Access Type

Open Access Dissertation

Date of Award

January 2017

Degree Type


Degree Name



Political Science

First Advisor

Kristin T. O'Donovan


Food security is partially determined by politics. This dissertation examines three political determinants of food security: democracy, decentralization, and federalism. Each one is operationalized and tested quantitatively against food security using a dataset of all countries from 1990 to 2011, although each model employs a different subset of the dataset. Democracy is divided along two dimensions: political rights and civil liberties. Both are significant positive predictors of food security. Increases in civil liberties are more consistently and strongly associated with food security than increases in political rights.

Decentralization is assessed along three dimensions: fiscal, administrative, and political. Fiscal and administrative decentralization, when measured as factor scores, were significantly associated with higher food security. In fact, the strongest predictor of food security in any model (even compared to economic and geographic factors) was fiscal decentralization, when measured as a factor score. However, direct measures of fiscal and administrative decentralization were not significantly associated with food security.
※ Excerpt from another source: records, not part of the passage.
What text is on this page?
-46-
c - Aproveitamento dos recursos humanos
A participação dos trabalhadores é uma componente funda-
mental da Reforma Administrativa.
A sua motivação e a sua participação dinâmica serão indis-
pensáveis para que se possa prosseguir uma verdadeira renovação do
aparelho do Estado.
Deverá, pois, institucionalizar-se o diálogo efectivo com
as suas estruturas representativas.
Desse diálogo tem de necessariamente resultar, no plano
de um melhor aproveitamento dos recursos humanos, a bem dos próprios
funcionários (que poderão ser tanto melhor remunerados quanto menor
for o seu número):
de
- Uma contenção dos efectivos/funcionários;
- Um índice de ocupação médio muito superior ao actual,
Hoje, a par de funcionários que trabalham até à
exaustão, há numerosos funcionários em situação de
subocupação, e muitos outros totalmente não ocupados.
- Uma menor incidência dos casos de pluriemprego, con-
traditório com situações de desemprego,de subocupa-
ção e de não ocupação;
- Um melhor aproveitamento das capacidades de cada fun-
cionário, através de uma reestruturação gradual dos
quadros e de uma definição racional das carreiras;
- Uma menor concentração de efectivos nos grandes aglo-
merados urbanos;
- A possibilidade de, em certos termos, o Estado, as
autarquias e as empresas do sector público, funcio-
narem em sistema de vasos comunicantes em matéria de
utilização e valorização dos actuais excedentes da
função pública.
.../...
Finally, federalism has a consistently strong and negative effect when significant, but it is not significant in all models.

This dissertation contributes to the burgeoning literature on democracy and social welfare, particularly because multiple imputation was used to correct for sample bias and the effects remained significant and positive. In addition, it provides a nuanced view of the characteristics of democracy that produce better social welfare. It contributes to the literature on decentralization and social welfare, a subject often viewed through the lens of qualitative case studies, by providing a cross-national quantitative study of the subject. Finally, it contributes to the literature on federalism by testing theories about the difficulties of redistribution under federalism. Avenues of future research are suggested.